If you have the habit of saving photos, videos, documents and personal information on your mobile, it is important that you reconsider. Storing this type of information may increase the risk of becoming a victim of fraud or identity theft.
Mobile phones have evolved beyond being simple communication devices. They are no longer limited to making calls and sending SMS messages, but now offer a wide variety of functions and applications that make them essential tools in our daily lives.
It is for this reason that It is common for you to save personal information on your smartphone, from photos and videos to files and documents. But it is crucial to understand that this comfort is not without risks.especially threats from hackers, so you must take measures to protect your data.
In the quest to simplify everything, many have turned their phones into digital wallets. However, storing financial information, such as debit and credit cards, ID cards or transportation tickets, is a latent danger to privacy.
It is for this reason that we share with you the 10 things you should avoid saving on your mobile to guarantee the security of your personal data and information.
Maintaining a list of passwords may seem convenient, but it also creates a point of failure in your cybersecurity system. If your cell phone is stolen or hacked, the criminal could have access to email accounts, social media profiles and banking applications.

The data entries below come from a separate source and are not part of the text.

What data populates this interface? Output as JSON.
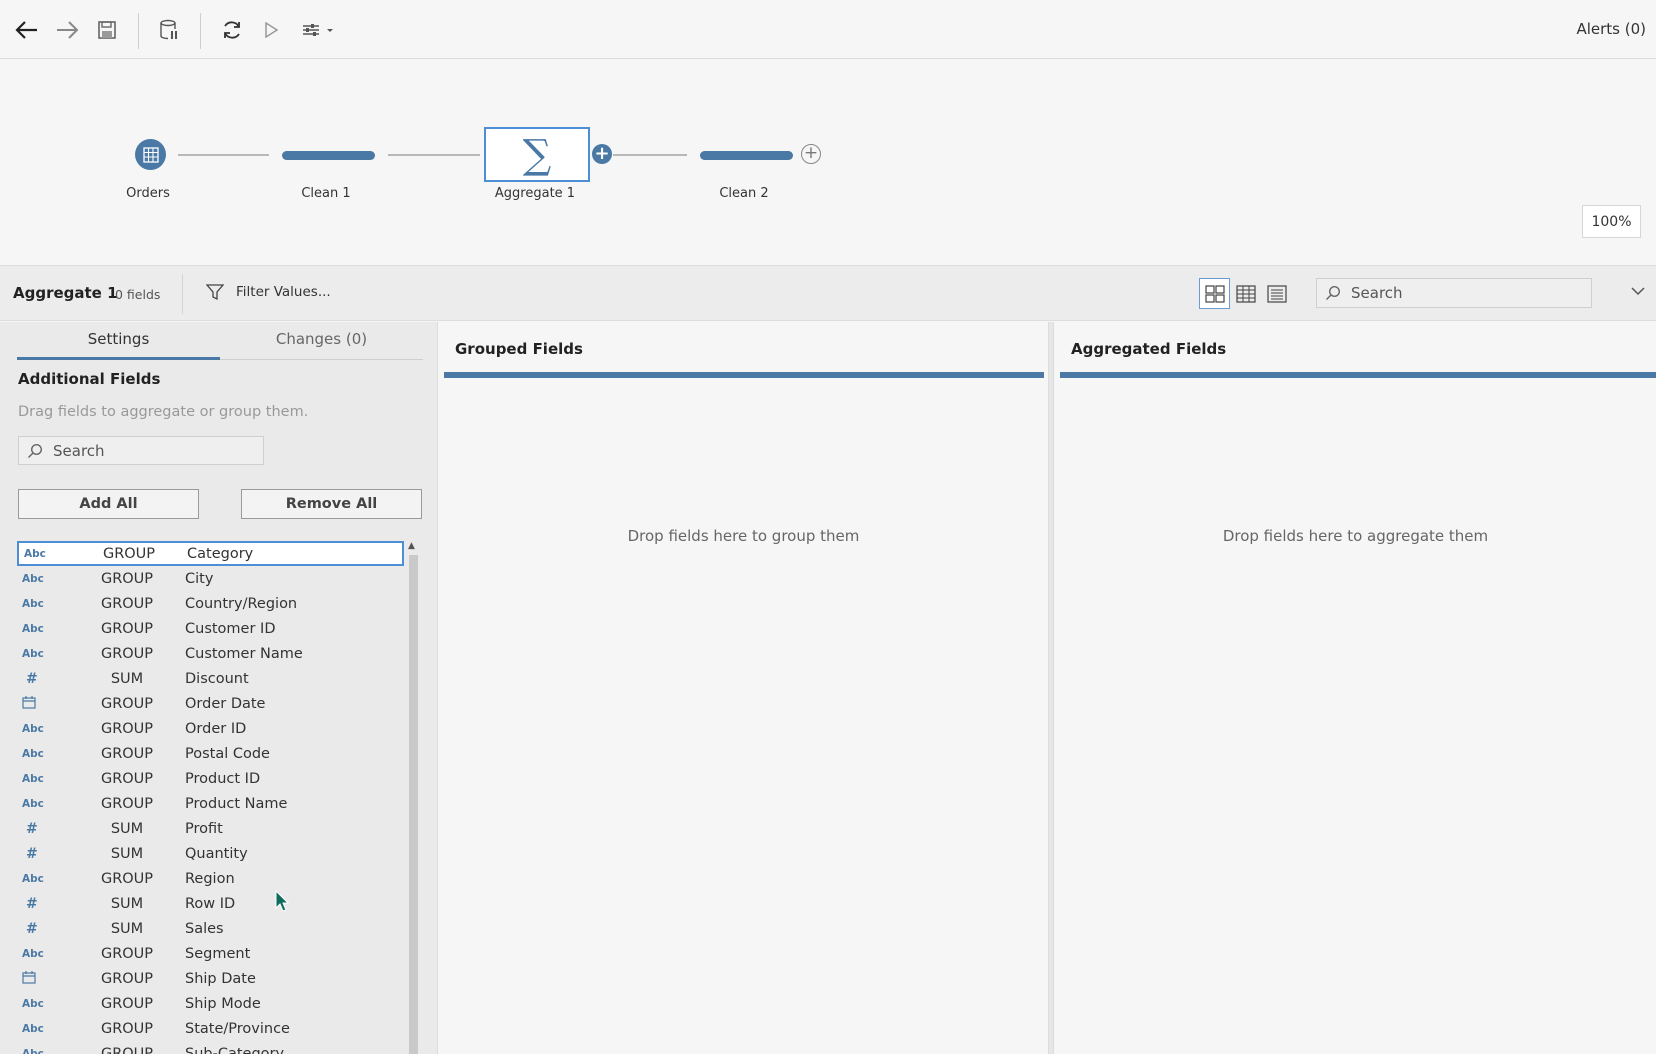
{
  "toolbar": {
    "alerts_label": "Alerts (0)"
  },
  "flow": {
    "nodes": [
      {
        "label": "Orders"
      },
      {
        "label": "Clean 1"
      },
      {
        "label": "Aggregate 1"
      },
      {
        "label": "Clean 2"
      }
    ],
    "zoom": "100%"
  },
  "header": {
    "title": "Aggregate 1",
    "field_count": "0 fields",
    "filter_label": "Filter Values...",
    "search_placeholder": "Search"
  },
  "left_panel": {
    "tabs": [
      "Settings",
      "Changes (0)"
    ],
    "section_title": "Additional Fields",
    "hint": "Drag fields to aggregate or group them.",
    "search_placeholder": "Search",
    "add_all": "Add All",
    "remove_all": "Remove All",
    "fields": [
      {
        "type": "Abc",
        "agg": "GROUP",
        "name": "Category"
      },
      {
        "type": "Abc",
        "agg": "GROUP",
        "name": "City"
      },
      {
        "type": "Abc",
        "agg": "GROUP",
        "name": "Country/Region"
      },
      {
        "type": "Abc",
        "agg": "GROUP",
        "name": "Customer ID"
      },
      {
        "type": "Abc",
        "agg": "GROUP",
        "name": "Customer Name"
      },
      {
        "type": "#",
        "agg": "SUM",
        "name": "Discount"
      },
      {
        "type": "date",
        "agg": "GROUP",
        "name": "Order Date"
      },
      {
        "type": "Abc",
        "agg": "GROUP",
        "name": "Order ID"
      },
      {
        "type": "Abc",
        "agg": "GROUP",
        "name": "Postal Code"
      },
      {
        "type": "Abc",
        "agg": "GROUP",
        "name": "Product ID"
      },
      {
        "type": "Abc",
        "agg": "GROUP",
        "name": "Product Name"
      },
      {
        "type": "#",
        "agg": "SUM",
        "name": "Profit"
      },
      {
        "type": "#",
        "agg": "SUM",
        "name": "Quantity"
      },
      {
        "type": "Abc",
        "agg": "GROUP",
        "name": "Region"
      },
      {
        "type": "#",
        "agg": "SUM",
        "name": "Row ID"
      },
      {
        "type": "#",
        "agg": "SUM",
        "name": "Sales"
      },
      {
        "type": "Abc",
        "agg": "GROUP",
        "name": "Segment"
      },
      {
        "type": "date",
        "agg": "GROUP",
        "name": "Ship Date"
      },
      {
        "type": "Abc",
        "agg": "GROUP",
        "name": "Ship Mode"
      },
      {
        "type": "Abc",
        "agg": "GROUP",
        "name": "State/Province"
      },
      {
        "type": "Abc",
        "agg": "GROUP",
        "name": "Sub-Category"
      }
    ]
  },
  "grouped": {
    "title": "Grouped Fields",
    "drop_hint": "Drop fields here to group them"
  },
  "aggregated": {
    "title": "Aggregated Fields",
    "drop_hint": "Drop fields here to aggregate them"
  },
  "colors": {
    "accent": "#4a79a5",
    "selection": "#4d8fd6"
  }
}
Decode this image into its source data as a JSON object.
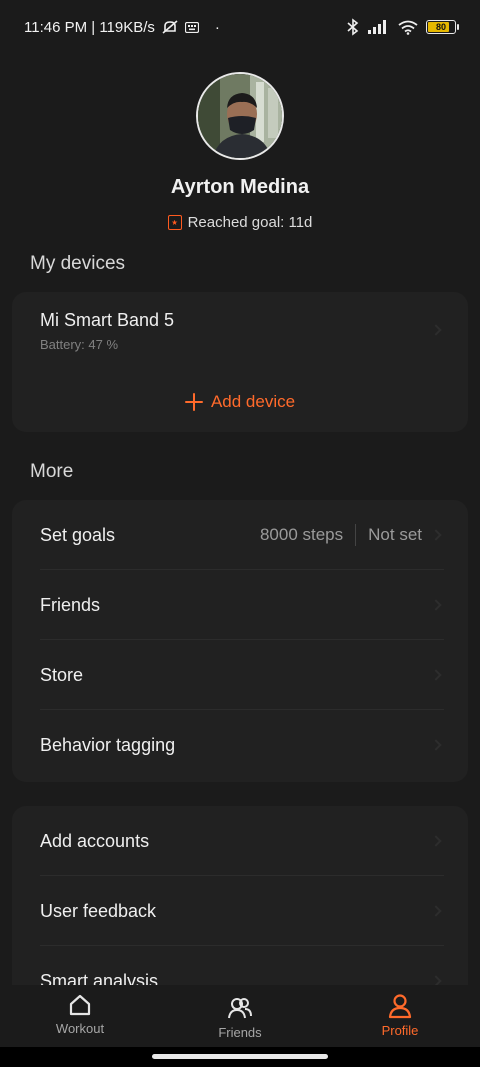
{
  "status_bar": {
    "time_speed": "11:46 PM | 119KB/s",
    "dot": "·",
    "battery_level": "80",
    "battery_fraction": 0.8
  },
  "profile": {
    "name": "Ayrton Medina",
    "goal_text": "Reached goal: 11d"
  },
  "devices": {
    "section_title": "My devices",
    "items": [
      {
        "name": "Mi Smart Band 5",
        "battery": "Battery: 47 %"
      }
    ],
    "add_label": "Add device"
  },
  "more": {
    "section_title": "More",
    "set_goals": {
      "label": "Set goals",
      "steps": "8000 steps",
      "weight": "Not set"
    },
    "friends": "Friends",
    "store": "Store",
    "behavior": "Behavior tagging"
  },
  "extra": {
    "add_accounts": "Add accounts",
    "user_feedback": "User feedback",
    "smart_analysis": "Smart analysis"
  },
  "nav": {
    "workout": "Workout",
    "friends": "Friends",
    "profile": "Profile"
  },
  "colors": {
    "accent": "#ff6a2b",
    "background": "#1b1b1b",
    "card": "#212121"
  }
}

It is important that you do not save this type of information on your computer, no matter how convenient it may be.. Additionally, avoid replacing strong passwords with weak, easy-to-remember options, as stronger passwords will prevent hackers from accessing your accounts.
Your home address
Your home address is very valuable personal data that must be protected at all times, since Criminals can track this information through account statements and utility bills stored on your device..
In this case, keeping these details could endanger the safety of your home, but above all that of your family. The advice you should adopt is to delete the files that show your address and prevent the data from falling into the wrong hands.
Recognizable contact numbers
Storing contact numbers under familiar labels like “mom” or “dad” could be an open door for hackers to impersonate you.
In the end the result would be dangerous, since your closest contacts will receive false messages and be manipulated. Change the way you save numbers in your mobile phone book, try to use discreet names to protect your relationships and avoid possible spoofing attacks.
Photos of your ID or passport
Although it may be convenient and tempting to save photos of your ID or passport on your cell phone for identity verification situations, this habit presents significant risks.
The photos on your ID could be used by thieves to carry out fraudulent activities, compromising your finances and security. Before saving these types of files on your smartphone, consider the implications and consider safer alternatives.
Connected social networks
Keeping your social media accounts logged in on your computer can be a major security risk. If someone has access to your device, they could snoop through your profiles and steal personal information.
The option is to log out of all your accounts when they are not in use, but there is also the alternative of adding an extra layer by setting a PIN or logging in with biometric authentication.
Bank account numbers
Storing account numbers and PINs on your smartphone could put your financial security at risk, especially if your device is lost or stolen.
This data is essential for your transactions and the protection of your credit and debit cards. Avoid saving them in the phone’s memory and, instead, memorize them or download security applications that help manage passwords, like 1Password or LastPass.
While biometric unlocking is convenient, it is not one hundred percent foolproof. Fingerprint scans, as well as facial recognition, can be vulnerable to spoofing attacks.
In this case, first consider using strong passwords instead of these technologies to protect your privacy.
Intimate photos and videos
Saving explicit content on your device could expose you to extortion or blackmail, where hackers could steal a photo that compromises you to ask for money in exchange for not posting it on forums or even sharing it with your contacts.
Thus, This type of material, such as intimate photos or videos, would be used against you if it falls into the wrong hands.. It is important that you delete these files or keep them in password-protected folders.
Emails with confidential information
Messages and emails often contain sensitive information that could be exploited by cybercriminals.
Get in the habit of regularly deleting conversations that you consider high value and keeping your inbox organized to prevent data from unwanted use.
Income Tax and Tax Declaration Documents
Keeping valuable documents with confidential personal, medical or professional information on your cell phone could expose you to identity theft and financial risks.
Don’t underestimate the importance of keeping your files, such as your Income Tax Return or your tax receipt, in a safe place, so it’s crucial to consider using encrypted storage apps.